The 50-year-old homeless man died Sunday, more than a week after a man and a teenager allegedly punched him and beat him with a baseball bat before taking $5.
Willis Esposito Richardson, 23, of Minneapolis, and Andre Zedrick Steward Jr., 17, of Richfield, have been charged with second-degree murder in Hennepin County District Court.
"It's tragic and totally senseless," Cathy ten Broeke, director of the Minneapolis-Hennepin County Office to End Homelessness, said of Brown's death. "I just hope so much that this creates even more community will to support the solutions to homelessness to get people safely inside."
According to the criminal complaint filed Monday, Richardson and Esposito used a bat and their fists when they attacked Brown about 9:20 p.m. on June 29 near the intersection of 18th and Bryant Avenues N. He died at Hennepin County Medical Center as a result of blunt-force head injuries, according to the Hennepin County medical examiner.
On the evening Brown was attacked, Richardson and Steward had told someone that they wanted to do "a stain," or a robbery, according to the complaint. Moments later, a witness saw the two approach Brown. Richardson hit him in the legs with the bat while Steward punched him in the face, according to the complaint. Brown fell and hit his head on the sidewalk.
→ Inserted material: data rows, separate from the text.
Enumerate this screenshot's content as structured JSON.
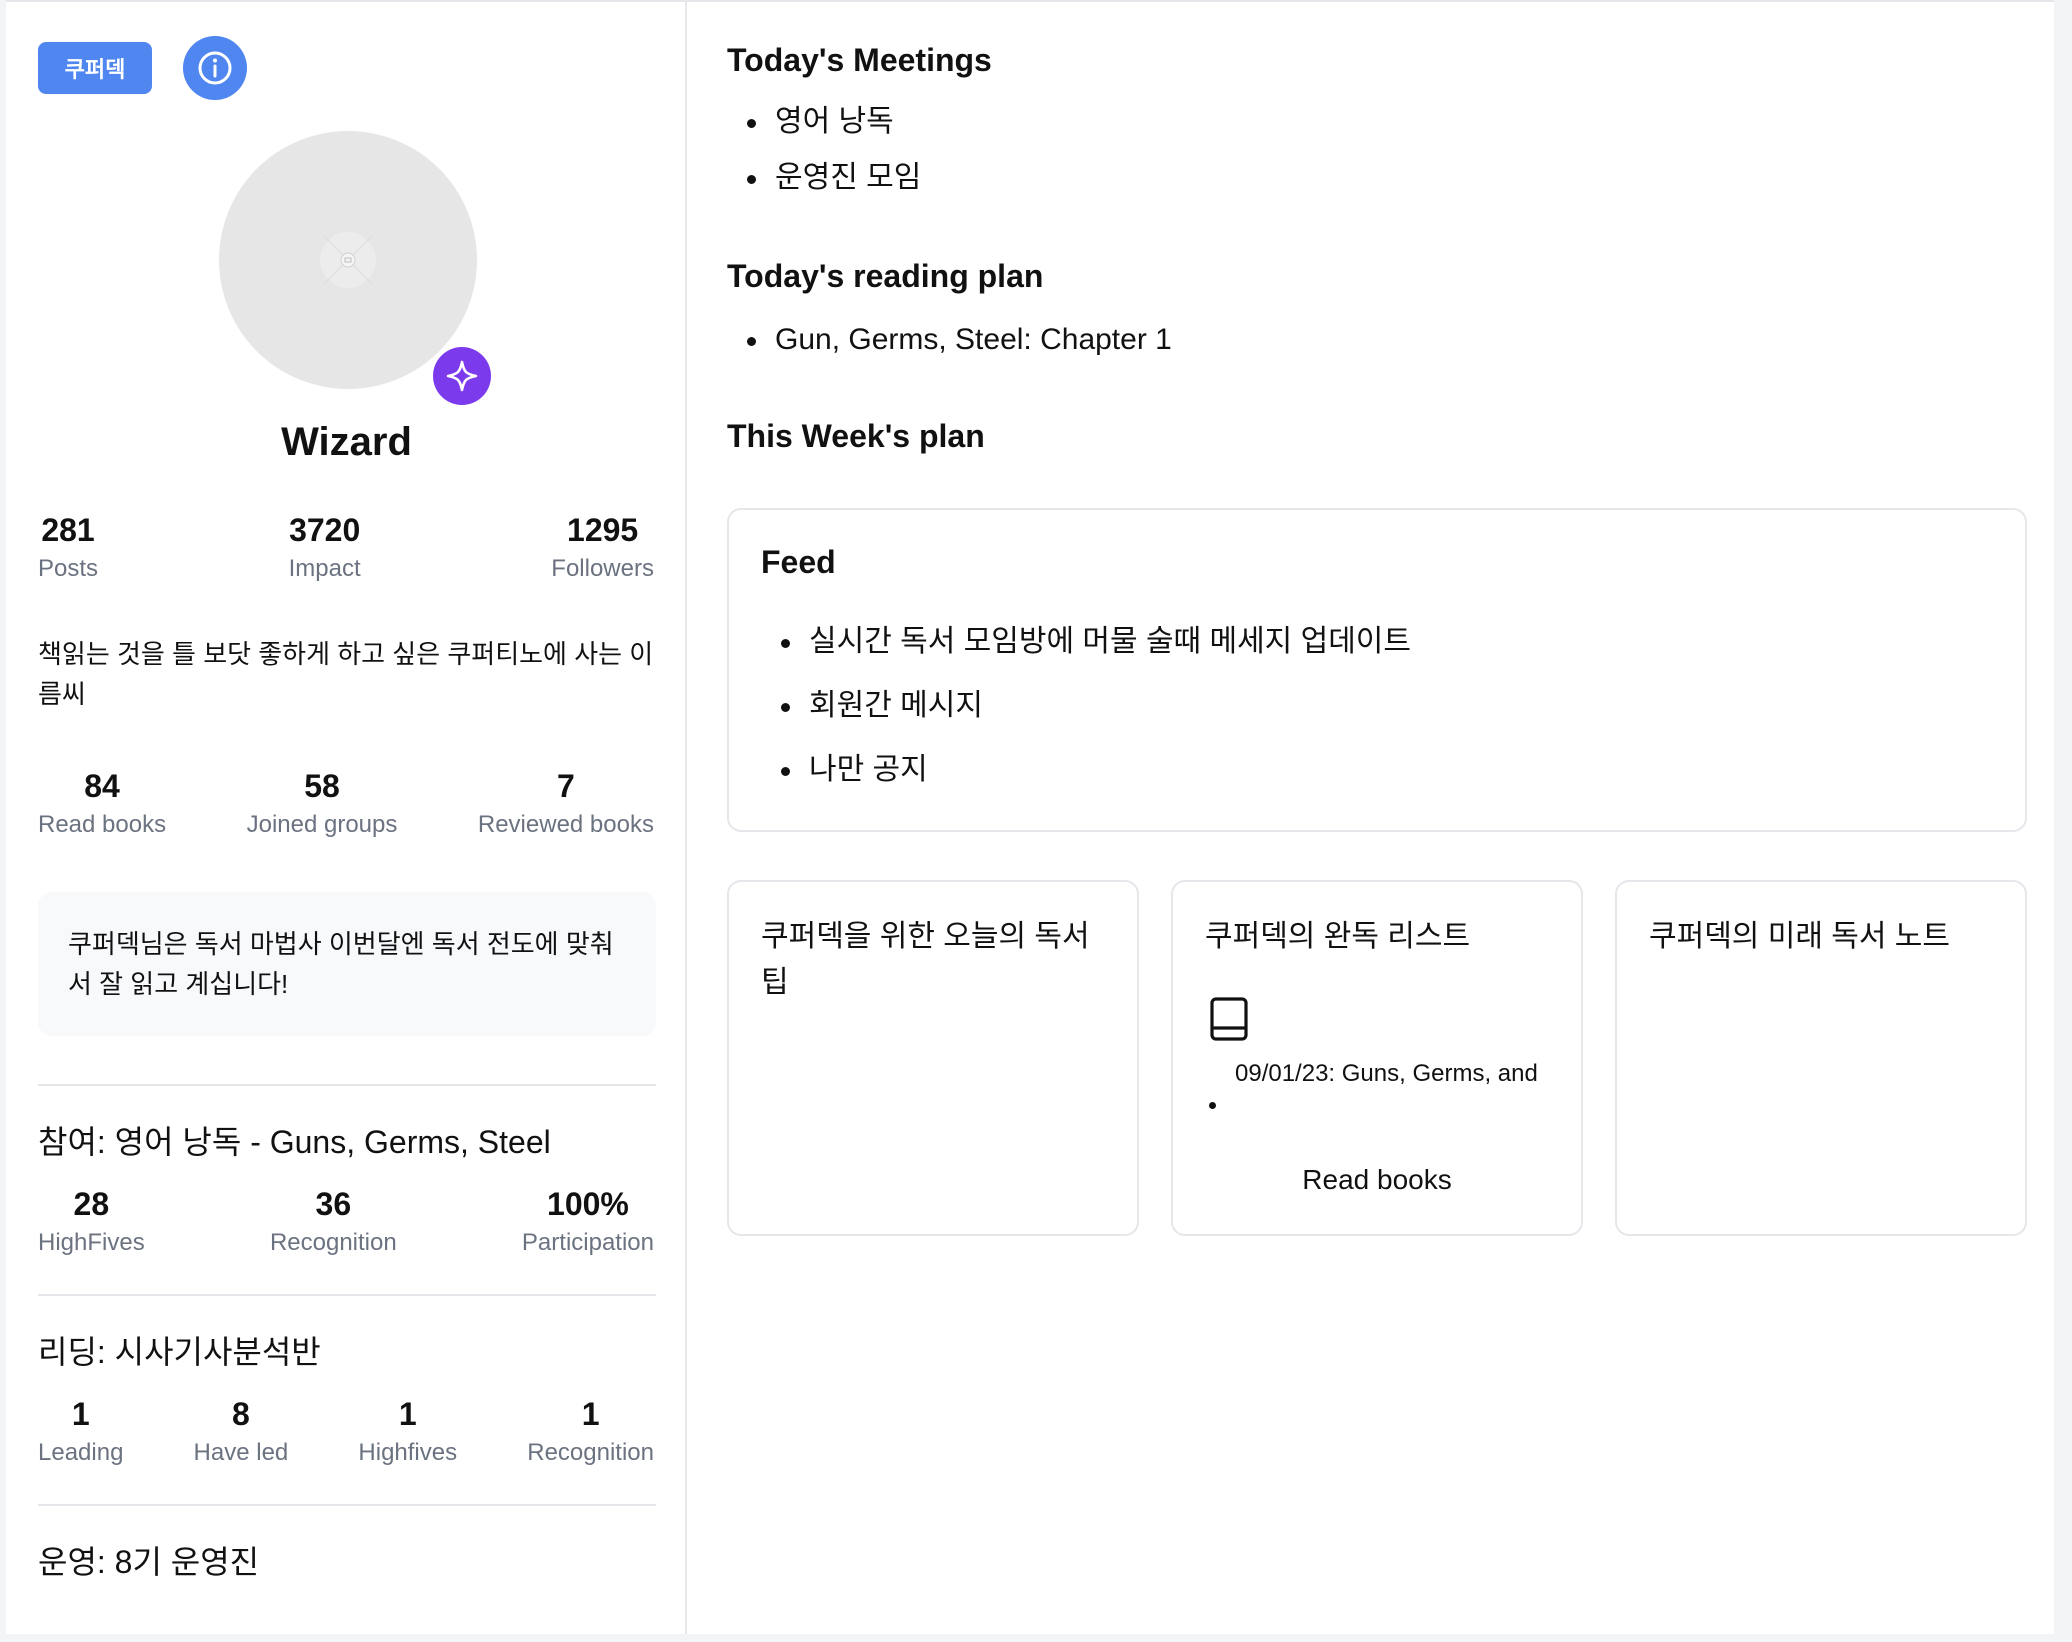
{
  "sidebar": {
    "brand_label": "쿠퍼덱",
    "info_icon": "info-icon",
    "badge_icon": "sparkle-icon",
    "profile_name": "Wizard",
    "stats": [
      {
        "value": "281",
        "label": "Posts"
      },
      {
        "value": "3720",
        "label": "Impact"
      },
      {
        "value": "1295",
        "label": "Followers"
      }
    ],
    "bio": "책읽는 것을 틀 보닷 좋하게 하고 싶은 쿠퍼티노에 사는 이름씨",
    "book_stats": [
      {
        "value": "84",
        "label": "Read books"
      },
      {
        "value": "58",
        "label": "Joined groups"
      },
      {
        "value": "7",
        "label": "Reviewed books"
      }
    ],
    "callout": "쿠퍼덱님은 독서 마법사 이번달엔 독서 전도에 맞춰서 잘 읽고 계십니다!",
    "participation": {
      "title": "참여: 영어 낭독 - Guns, Germs, Steel",
      "stats": [
        {
          "value": "28",
          "label": "HighFives"
        },
        {
          "value": "36",
          "label": "Recognition"
        },
        {
          "value": "100%",
          "label": "Participation"
        }
      ]
    },
    "leading": {
      "title": "리딩: 시사기사분석반",
      "stats": [
        {
          "value": "1",
          "label": "Leading"
        },
        {
          "value": "8",
          "label": "Have led"
        },
        {
          "value": "1",
          "label": "Highfives"
        },
        {
          "value": "1",
          "label": "Recognition"
        }
      ]
    },
    "operating": {
      "title": "운영: 8기 운영진"
    }
  },
  "main": {
    "meetings_title": "Today's Meetings",
    "meetings": [
      "영어 낭독",
      "운영진 모임"
    ],
    "reading_title": "Today's reading plan",
    "reading": [
      "Gun, Germs, Steel: Chapter 1"
    ],
    "week_title": "This Week's plan",
    "feed": {
      "title": "Feed",
      "items": [
        "실시간 독서 모임방에 머물 술때 메세지 업데이트",
        "회원간 메시지",
        "나만 공지"
      ]
    },
    "cards": [
      {
        "title": "쿠퍼덱을 위한 오늘의 독서 팁"
      },
      {
        "title": "쿠퍼덱의 완독 리스트",
        "icon": "book-icon",
        "entry": "09/01/23: Guns, Germs, and",
        "footer": "Read books"
      },
      {
        "title": "쿠퍼덱의 미래 독서 노트"
      }
    ]
  }
}
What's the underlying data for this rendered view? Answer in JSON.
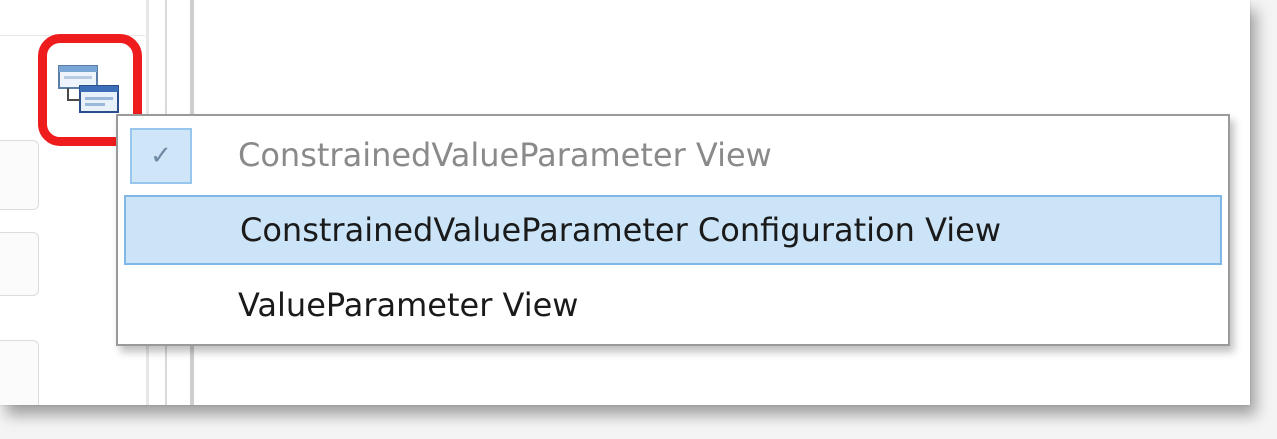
{
  "menu": {
    "items": [
      {
        "label": "ConstrainedValueParameter View",
        "checked": true,
        "state": "disabled"
      },
      {
        "label": "ConstrainedValueParameter Configuration View",
        "checked": false,
        "state": "hover"
      },
      {
        "label": "ValueParameter View",
        "checked": false,
        "state": "normal"
      }
    ],
    "check_glyph": "✓"
  },
  "icons": {
    "view_switcher": "window-switch-icon",
    "check": "check-icon"
  },
  "colors": {
    "highlight_ring": "#ee1c1c",
    "hover_fill": "#cce4f7",
    "hover_border": "#7fb8e6",
    "disabled_text": "#8a8a8a"
  }
}
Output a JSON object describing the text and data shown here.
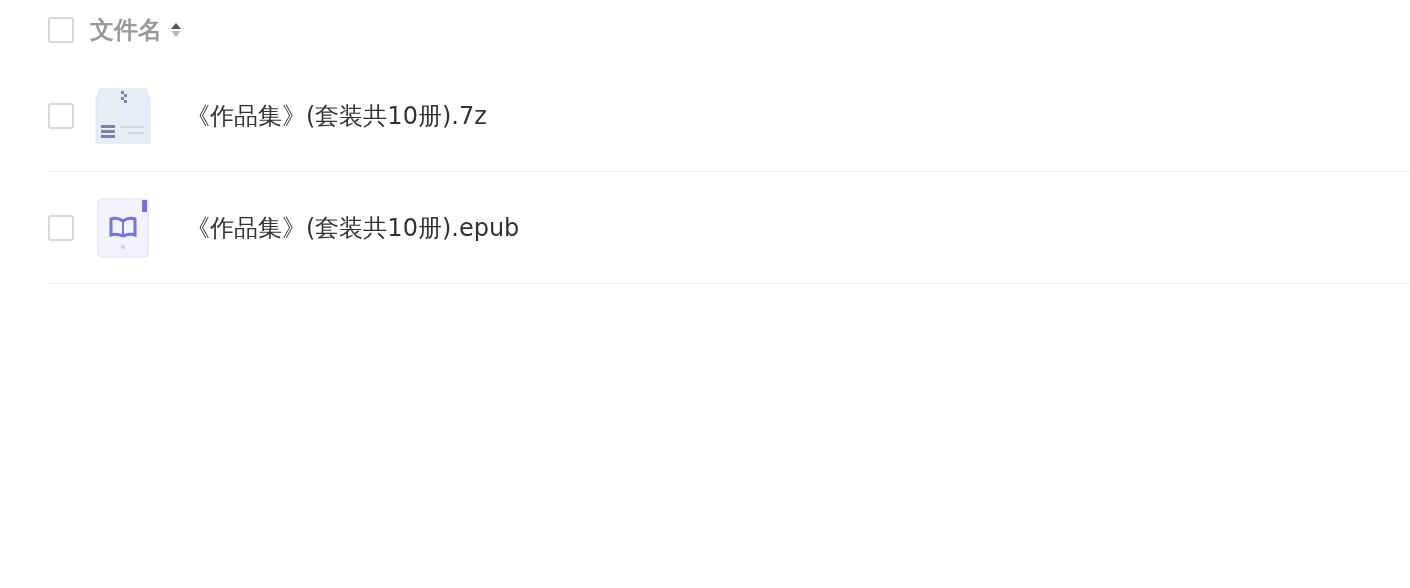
{
  "header": {
    "checked": false,
    "label": "文件名",
    "sort_ascending": true
  },
  "files": [
    {
      "kind": "archive",
      "name": "《作品集》(套装共10册).7z",
      "checked": false
    },
    {
      "kind": "ebook",
      "name": "《作品集》(套装共10册).epub",
      "checked": false
    }
  ]
}
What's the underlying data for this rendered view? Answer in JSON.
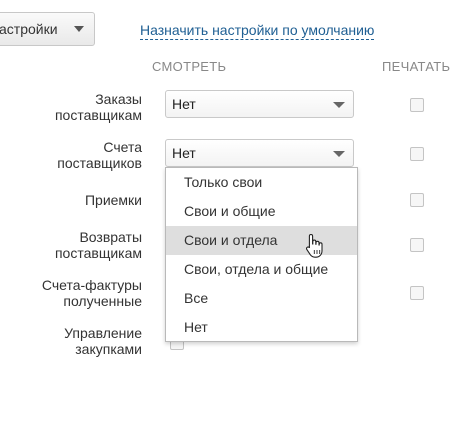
{
  "toolbar": {
    "settings_label": "астройки",
    "defaults_link": "Назначить настройки по умолчанию"
  },
  "columns": {
    "view": "СМОТРЕТЬ",
    "print": "ПЕЧАТАТЬ"
  },
  "rows": [
    {
      "label_line1": "Заказы",
      "label_line2": "поставщикам",
      "value": "Нет"
    },
    {
      "label_line1": "Счета",
      "label_line2": "поставщиков",
      "value": "Нет"
    },
    {
      "label_line1": "Приемки",
      "label_line2": ""
    },
    {
      "label_line1": "Возвраты",
      "label_line2": "поставщикам"
    },
    {
      "label_line1": "Счета-фактуры",
      "label_line2": "полученные"
    },
    {
      "label_line1": "Управление",
      "label_line2": "закупками"
    }
  ],
  "dropdown": {
    "options": [
      "Только свои",
      "Свои и общие",
      "Свои и отдела",
      "Свои, отдела и общие",
      "Все",
      "Нет"
    ],
    "hovered": "Свои и отдела"
  }
}
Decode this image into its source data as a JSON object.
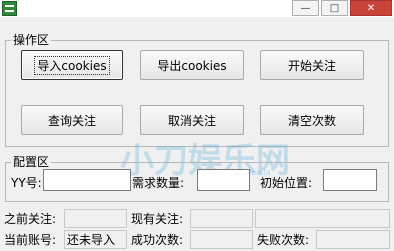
{
  "operation_group": {
    "title": "操作区"
  },
  "buttons": {
    "import": "导入cookies",
    "export": "导出cookies",
    "start": "开始关注",
    "query": "查询关注",
    "cancel": "取消关注",
    "clear": "清空次数"
  },
  "config_group": {
    "title": "配置区"
  },
  "config": {
    "yy_label": "YY号:",
    "yy_value": "",
    "demand_label": "需求数量:",
    "demand_value": "",
    "start_pos_label": "初始位置:",
    "start_pos_value": ""
  },
  "status": {
    "prev_follow_label": "之前关注:",
    "prev_follow_value": "",
    "current_follow_label": "现有关注:",
    "current_follow_value": "",
    "current_account_label": "当前账号:",
    "current_account_value": "还未导入",
    "success_count_label": "成功次数:",
    "success_count_value": "",
    "fail_count_label": "失败次数:",
    "fail_count_value": ""
  },
  "watermark": {
    "text": "小刀娱乐网",
    "url": "www.xiaodao.la"
  }
}
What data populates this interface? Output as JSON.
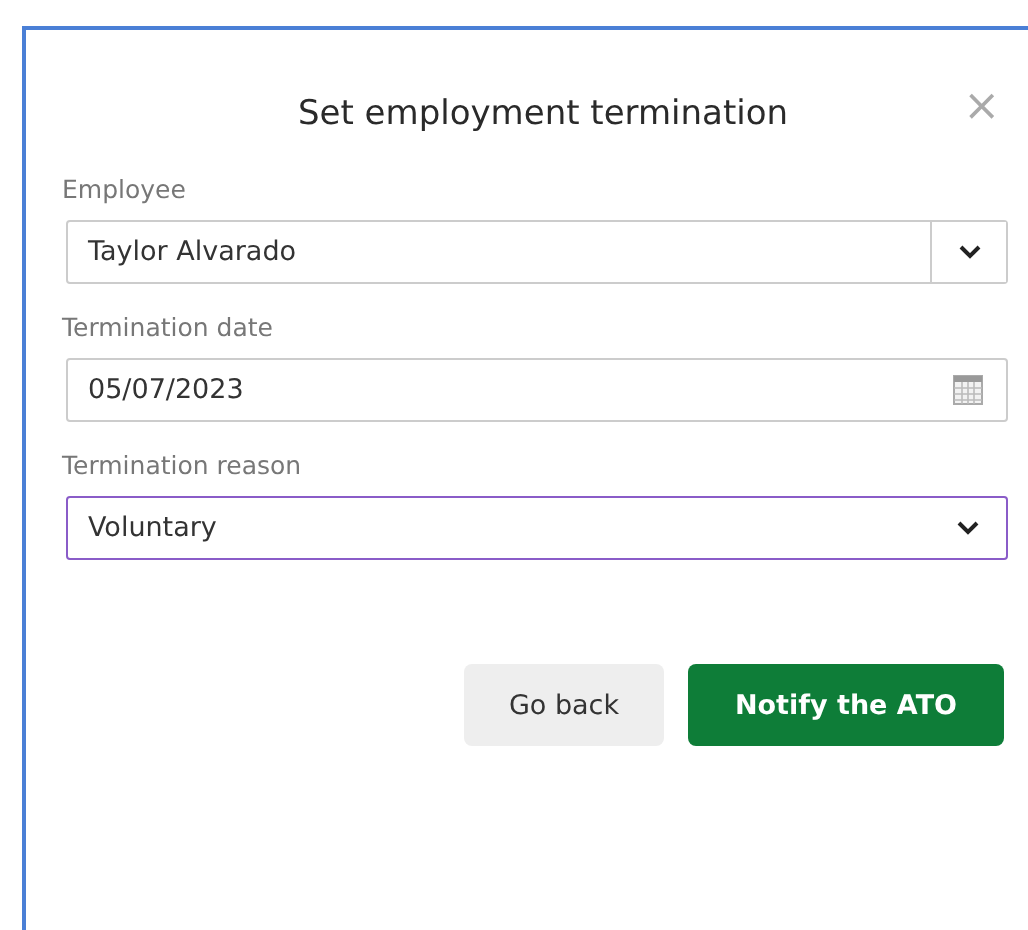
{
  "dialog": {
    "title": "Set employment termination",
    "close": "×"
  },
  "fields": [
    {
      "kind": "combo",
      "label": "Employee",
      "value": "Taylor Alvarado",
      "focused": false
    },
    {
      "kind": "date",
      "label": "Termination date",
      "value": "05/07/2023",
      "focused": false
    },
    {
      "kind": "select",
      "label": "Termination reason",
      "value": "Voluntary",
      "focused": true
    }
  ],
  "buttons": [
    {
      "label": "Go back",
      "kind": "secondary"
    },
    {
      "label": "Notify the ATO",
      "kind": "primary"
    }
  ]
}
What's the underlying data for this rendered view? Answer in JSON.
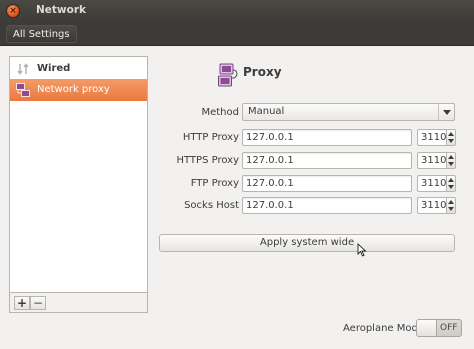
{
  "window": {
    "title": "Network",
    "close_glyph": "×"
  },
  "toolbar": {
    "all_settings_label": "All Settings"
  },
  "sidebar": {
    "items": [
      {
        "label": "Wired",
        "icon": "wired-arrows-icon",
        "selected": false
      },
      {
        "label": "Network proxy",
        "icon": "network-proxy-icon",
        "selected": true
      }
    ],
    "add_label": "+",
    "remove_label": "−"
  },
  "proxy": {
    "title": "Proxy",
    "method_label": "Method",
    "method_value": "Manual",
    "rows": [
      {
        "label": "HTTP Proxy",
        "host": "127.0.0.1",
        "port": "3110"
      },
      {
        "label": "HTTPS Proxy",
        "host": "127.0.0.1",
        "port": "3110"
      },
      {
        "label": "FTP Proxy",
        "host": "127.0.0.1",
        "port": "3110"
      },
      {
        "label": "Socks Host",
        "host": "127.0.0.1",
        "port": "3110"
      }
    ],
    "apply_label": "Apply system wide"
  },
  "footer": {
    "aeroplane_label": "Aeroplane Mode",
    "aeroplane_state": "OFF"
  },
  "colors": {
    "accent": "#ea7a3c",
    "titlebar": "#3c3b37",
    "close_button": "#e2561e"
  }
}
A witness said Brown then lay down and "went to sleep."
Steward later told police they used Brown's money to buy liquor, the complaint said.
Richardson was to make his first appearance in court on Tuesday. Steward made his first appearance on Monday in juvenile court. The Hennepin County attorney's office will petition to have him tried as an adult, according to court papers.
According to a Wilder Research report released in 2010, out of the more than 4,500 homeless people in Minnesota who were surveyed the year before, 20 percent said they had been physically or sexually assaulted while homeless. Twelve percent had to seek health care because of an injury or illness resulting from violence in the past year. And 11 percent reported a head injury followed by symptoms of likely traumatic brain injury that occurred after they had become homeless for the first time.
That danger will persist unless people can get into real homes, advocates warned.
"As long as we don't invest in affordable housing to the degree that we choose to invest in other things, people will be sheltered," said Monica Nilsson, the director of the street outreach team for St. Stephen's Human Services. "They may be sheltered in a hospital or prison or detox or in Harry's place -- in the cemetery."